Though it still has massive usage, it’s not clear what the endgame is or if there is one. Will the site just continue to operate and make money until it simply doesn’t anymore?
Craigslist is currently number 34 on the comScore top 50 list. That’s certainly impressive; however it has fallen from its peak. Back in 2010 for example, Craigslist was the 19th most visited site on the internet.
While there are many verticals and competitors that have eroded its traffic and position — we switched our classified activity to Nextdoor and others — it has enough critical mass to keep going for some time. Nonetheless it’s hard to imagine, without changes and attention to the UX (especially in mobile), this can continue for many more years.
A more extreme case of something similar is Citysearch.
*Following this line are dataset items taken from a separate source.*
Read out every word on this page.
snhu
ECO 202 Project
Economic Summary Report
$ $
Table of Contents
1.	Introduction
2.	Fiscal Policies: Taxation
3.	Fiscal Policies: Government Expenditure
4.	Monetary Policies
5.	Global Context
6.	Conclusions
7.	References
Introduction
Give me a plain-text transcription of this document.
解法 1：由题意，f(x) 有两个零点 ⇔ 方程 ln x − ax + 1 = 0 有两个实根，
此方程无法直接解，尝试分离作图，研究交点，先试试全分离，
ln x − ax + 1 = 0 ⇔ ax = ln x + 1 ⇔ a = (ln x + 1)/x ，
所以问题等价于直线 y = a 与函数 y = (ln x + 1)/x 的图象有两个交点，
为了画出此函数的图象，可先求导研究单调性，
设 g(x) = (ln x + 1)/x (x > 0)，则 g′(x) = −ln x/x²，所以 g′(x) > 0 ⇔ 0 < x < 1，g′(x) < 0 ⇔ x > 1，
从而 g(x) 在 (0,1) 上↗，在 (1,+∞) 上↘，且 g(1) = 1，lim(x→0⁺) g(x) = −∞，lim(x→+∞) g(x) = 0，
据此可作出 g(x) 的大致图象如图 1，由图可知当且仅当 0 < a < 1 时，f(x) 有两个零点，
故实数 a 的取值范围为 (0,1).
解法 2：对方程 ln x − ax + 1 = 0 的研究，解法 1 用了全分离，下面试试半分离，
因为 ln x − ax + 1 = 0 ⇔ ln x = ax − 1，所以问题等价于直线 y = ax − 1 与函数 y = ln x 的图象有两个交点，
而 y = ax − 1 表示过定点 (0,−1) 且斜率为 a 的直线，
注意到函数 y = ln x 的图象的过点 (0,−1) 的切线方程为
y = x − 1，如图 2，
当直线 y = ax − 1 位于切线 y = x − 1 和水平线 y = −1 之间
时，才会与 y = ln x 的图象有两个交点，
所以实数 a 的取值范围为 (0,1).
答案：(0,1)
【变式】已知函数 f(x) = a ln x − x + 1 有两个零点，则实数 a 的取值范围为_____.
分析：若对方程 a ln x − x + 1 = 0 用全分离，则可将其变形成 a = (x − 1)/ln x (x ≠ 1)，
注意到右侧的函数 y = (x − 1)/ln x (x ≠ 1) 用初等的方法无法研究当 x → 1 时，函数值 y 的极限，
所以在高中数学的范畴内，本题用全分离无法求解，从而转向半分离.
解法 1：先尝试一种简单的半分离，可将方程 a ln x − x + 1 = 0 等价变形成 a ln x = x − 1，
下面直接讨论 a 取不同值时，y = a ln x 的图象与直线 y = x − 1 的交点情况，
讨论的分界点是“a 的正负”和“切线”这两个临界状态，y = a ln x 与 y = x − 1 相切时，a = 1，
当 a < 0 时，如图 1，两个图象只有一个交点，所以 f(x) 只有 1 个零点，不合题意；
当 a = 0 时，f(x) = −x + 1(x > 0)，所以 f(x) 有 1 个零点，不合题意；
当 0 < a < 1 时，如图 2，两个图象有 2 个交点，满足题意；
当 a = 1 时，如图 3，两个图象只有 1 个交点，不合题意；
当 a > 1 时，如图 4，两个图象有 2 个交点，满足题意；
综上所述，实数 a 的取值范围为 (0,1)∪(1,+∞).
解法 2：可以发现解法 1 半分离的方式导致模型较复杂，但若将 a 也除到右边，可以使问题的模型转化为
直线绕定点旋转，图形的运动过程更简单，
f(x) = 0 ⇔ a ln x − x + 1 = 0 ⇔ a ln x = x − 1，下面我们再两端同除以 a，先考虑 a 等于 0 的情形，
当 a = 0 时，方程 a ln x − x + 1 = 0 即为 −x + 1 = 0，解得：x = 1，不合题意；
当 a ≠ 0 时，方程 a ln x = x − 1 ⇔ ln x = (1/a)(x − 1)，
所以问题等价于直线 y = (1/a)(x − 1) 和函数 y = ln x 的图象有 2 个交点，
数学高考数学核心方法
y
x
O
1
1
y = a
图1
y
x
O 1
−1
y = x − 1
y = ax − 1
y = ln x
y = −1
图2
I was discussing this example with someone today. At one point Citysearch was a dominant local internet brand with many millions of users. Then Yelp arrived and slowly but surely surpassed it, much in the same way that Facebook eventually overtook and killed MySpace.
For years Citysearch (and related properties such as InsiderPages) have been largely neglected by corporate parent IAC, which invested in ad network Citygrid but let Citysearch languish. Citygrid has largely been superseded by programmatic, while Citysearch has a fraction of its former traffic and little brand value accordingly.
To survive over time internet companies must keep reinvesting, unless they don’t care. That’s my sense of what’s going on at Craiglist: they’ve stopped caring.
What do you think will happen? How many more years can Craigslist survive in status-quo mode?